PRISM: Performer RS-IMLE for Single-pass Multisensory Imitation Learning
Amisha Bhaskar, Pratap Tokekar, Stefano Di Cairano, Alexander Schperberg
TL;DR
PRISM presents a single-pass multisensory imitation policy that combines a temporal multi-sensory encoder with a bidirectional linear-attention generator and a batch-global RS-IMLE training objective. By employing receding-horizon inference, it delivers real-time control (30–50 Hz) while preserving multimodal action coverage without iterative sampling. The approach yields significant improvements over diffusion and flow baselines across MetaWorld, CALVIN, Robomimic, and real hardware, including substantial reductions in jerk and robust performance under sensor dropouts.
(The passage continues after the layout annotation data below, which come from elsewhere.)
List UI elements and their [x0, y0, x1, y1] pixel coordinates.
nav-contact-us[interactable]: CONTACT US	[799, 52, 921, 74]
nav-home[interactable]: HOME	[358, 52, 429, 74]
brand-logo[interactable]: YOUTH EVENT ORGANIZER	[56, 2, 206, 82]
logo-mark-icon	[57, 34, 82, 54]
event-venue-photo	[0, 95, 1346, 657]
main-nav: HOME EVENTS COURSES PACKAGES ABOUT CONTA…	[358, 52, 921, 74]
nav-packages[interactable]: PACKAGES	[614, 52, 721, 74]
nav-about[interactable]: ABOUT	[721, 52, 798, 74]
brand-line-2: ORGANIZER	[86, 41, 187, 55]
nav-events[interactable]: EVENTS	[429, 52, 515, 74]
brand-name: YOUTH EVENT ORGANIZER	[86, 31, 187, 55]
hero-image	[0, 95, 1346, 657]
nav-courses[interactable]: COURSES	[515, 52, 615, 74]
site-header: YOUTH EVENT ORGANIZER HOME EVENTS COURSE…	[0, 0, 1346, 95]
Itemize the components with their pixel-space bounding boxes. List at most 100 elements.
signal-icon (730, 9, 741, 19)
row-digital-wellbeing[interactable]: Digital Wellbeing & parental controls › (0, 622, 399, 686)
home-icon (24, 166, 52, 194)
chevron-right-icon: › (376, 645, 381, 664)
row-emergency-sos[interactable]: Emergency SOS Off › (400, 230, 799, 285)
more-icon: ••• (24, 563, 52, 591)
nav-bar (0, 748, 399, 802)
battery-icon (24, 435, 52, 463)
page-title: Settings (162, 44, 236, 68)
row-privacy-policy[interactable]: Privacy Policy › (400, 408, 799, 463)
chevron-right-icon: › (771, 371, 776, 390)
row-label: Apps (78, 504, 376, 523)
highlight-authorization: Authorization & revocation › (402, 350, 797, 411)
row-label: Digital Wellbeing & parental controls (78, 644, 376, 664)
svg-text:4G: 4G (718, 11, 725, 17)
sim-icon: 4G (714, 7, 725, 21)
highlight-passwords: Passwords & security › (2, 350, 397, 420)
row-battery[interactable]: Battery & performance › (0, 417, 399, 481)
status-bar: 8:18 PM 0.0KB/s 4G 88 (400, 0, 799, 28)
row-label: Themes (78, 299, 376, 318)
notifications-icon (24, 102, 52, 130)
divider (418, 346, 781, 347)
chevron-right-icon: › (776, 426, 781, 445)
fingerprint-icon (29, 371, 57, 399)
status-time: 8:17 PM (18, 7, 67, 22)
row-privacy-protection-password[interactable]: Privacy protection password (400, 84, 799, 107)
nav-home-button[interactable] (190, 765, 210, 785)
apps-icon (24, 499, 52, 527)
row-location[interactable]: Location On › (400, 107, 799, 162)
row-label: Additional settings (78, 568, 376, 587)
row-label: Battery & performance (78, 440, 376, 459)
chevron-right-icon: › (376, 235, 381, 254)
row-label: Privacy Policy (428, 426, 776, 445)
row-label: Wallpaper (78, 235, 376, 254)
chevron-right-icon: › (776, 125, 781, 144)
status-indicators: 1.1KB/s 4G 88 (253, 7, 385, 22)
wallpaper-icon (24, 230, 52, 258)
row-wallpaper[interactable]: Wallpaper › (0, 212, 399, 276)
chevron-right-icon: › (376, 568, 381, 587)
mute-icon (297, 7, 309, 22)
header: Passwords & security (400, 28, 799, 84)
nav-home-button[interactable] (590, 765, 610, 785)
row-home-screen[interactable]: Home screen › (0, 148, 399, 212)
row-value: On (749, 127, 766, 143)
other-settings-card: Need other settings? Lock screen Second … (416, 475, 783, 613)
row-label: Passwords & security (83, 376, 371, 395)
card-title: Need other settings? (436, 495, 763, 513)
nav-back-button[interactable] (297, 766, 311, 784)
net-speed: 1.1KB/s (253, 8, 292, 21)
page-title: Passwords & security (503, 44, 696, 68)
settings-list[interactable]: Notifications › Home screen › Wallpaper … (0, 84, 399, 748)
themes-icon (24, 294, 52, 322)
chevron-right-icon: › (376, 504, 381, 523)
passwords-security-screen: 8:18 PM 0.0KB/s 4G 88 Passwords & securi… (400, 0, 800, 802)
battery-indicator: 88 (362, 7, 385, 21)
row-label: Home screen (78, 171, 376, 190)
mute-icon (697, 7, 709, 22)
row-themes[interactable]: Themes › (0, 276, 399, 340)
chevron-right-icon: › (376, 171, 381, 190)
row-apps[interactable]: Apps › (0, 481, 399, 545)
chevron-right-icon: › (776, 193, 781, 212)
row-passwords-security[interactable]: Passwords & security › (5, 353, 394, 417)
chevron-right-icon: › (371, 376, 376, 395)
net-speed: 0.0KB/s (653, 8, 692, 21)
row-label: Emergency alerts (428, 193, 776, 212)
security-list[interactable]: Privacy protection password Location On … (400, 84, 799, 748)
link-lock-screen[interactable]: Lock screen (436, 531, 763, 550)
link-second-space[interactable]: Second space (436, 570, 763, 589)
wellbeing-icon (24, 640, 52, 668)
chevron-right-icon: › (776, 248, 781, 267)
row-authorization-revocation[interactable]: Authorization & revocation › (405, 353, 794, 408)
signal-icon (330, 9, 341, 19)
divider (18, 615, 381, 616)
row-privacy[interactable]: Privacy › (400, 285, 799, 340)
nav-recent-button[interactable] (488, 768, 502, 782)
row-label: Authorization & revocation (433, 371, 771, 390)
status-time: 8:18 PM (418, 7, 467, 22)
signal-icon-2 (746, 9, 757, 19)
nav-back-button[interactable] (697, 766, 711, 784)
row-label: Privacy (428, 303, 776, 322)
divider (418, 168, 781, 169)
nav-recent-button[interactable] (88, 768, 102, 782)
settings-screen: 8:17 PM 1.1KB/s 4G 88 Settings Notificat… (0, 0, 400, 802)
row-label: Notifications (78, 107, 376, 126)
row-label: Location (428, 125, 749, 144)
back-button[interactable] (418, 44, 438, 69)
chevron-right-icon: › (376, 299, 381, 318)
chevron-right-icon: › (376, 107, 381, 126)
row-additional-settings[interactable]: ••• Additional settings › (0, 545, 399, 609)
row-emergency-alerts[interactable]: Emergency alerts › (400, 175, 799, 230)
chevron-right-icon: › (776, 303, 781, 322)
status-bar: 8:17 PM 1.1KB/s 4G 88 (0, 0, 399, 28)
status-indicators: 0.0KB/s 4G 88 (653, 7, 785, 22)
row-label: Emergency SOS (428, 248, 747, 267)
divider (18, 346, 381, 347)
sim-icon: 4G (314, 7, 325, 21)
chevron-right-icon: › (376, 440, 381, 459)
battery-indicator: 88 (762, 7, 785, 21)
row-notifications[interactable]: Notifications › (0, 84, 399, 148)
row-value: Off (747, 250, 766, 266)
The work demonstrates practical impact for fast, safe imitation in real-world robotics and lays groundwork for language-conditioned manipulation and adaptive rejection schemes.
Abstract
Robotic imitation learning typically requires models that capture multimodal action distributions while operating at real-time control rates and accommodating multiple sensing modalities. Although recent generative approaches such as diffusion models, flow matching, and Implicit Maximum Likelihood Estimation (IMLE) have achieved promising results, they often satisfy only a subset of these requirements. To address this, we introduce PRISM, a single-pass policy based on a batch-global rejection-sampling variant of IMLE. PRISM couples a temporal multisensory encoder (integrating RGB, depth, tactile, audio, and proprioception) with a linear-attention generator using a Performer architecture. We demonstrate the efficacy of PRISM on a diverse real-world hardware suite, including loco-manipulation using a Unitree Go2 with a 7-DoF arm D1 and tabletop manipulation with a UR5 manipulator. Across challenging physical tasks such as pre-manipulation parking, high-precision insertion, and multi-object pick-and-place, PRISM outperforms state-of-the-art diffusion policies by 10-25% in success rate while maintaining high-frequency (30-50 Hz) closed-loop control. We further validate our approach on large-scale simulation benchmarks, including CALVIN, MetaWorld, and Robomimic. In CALVIN (10% data split), PRISM improves success rates by approximately 25% over diffusion and approximately 20% over flow matching, while simultaneously reducing trajectory jerk by 20x-50x. These results position PRISM as a fast, accurate, and multisensory imitation policy that retains multimodal action coverage without the latency of iterative sampling.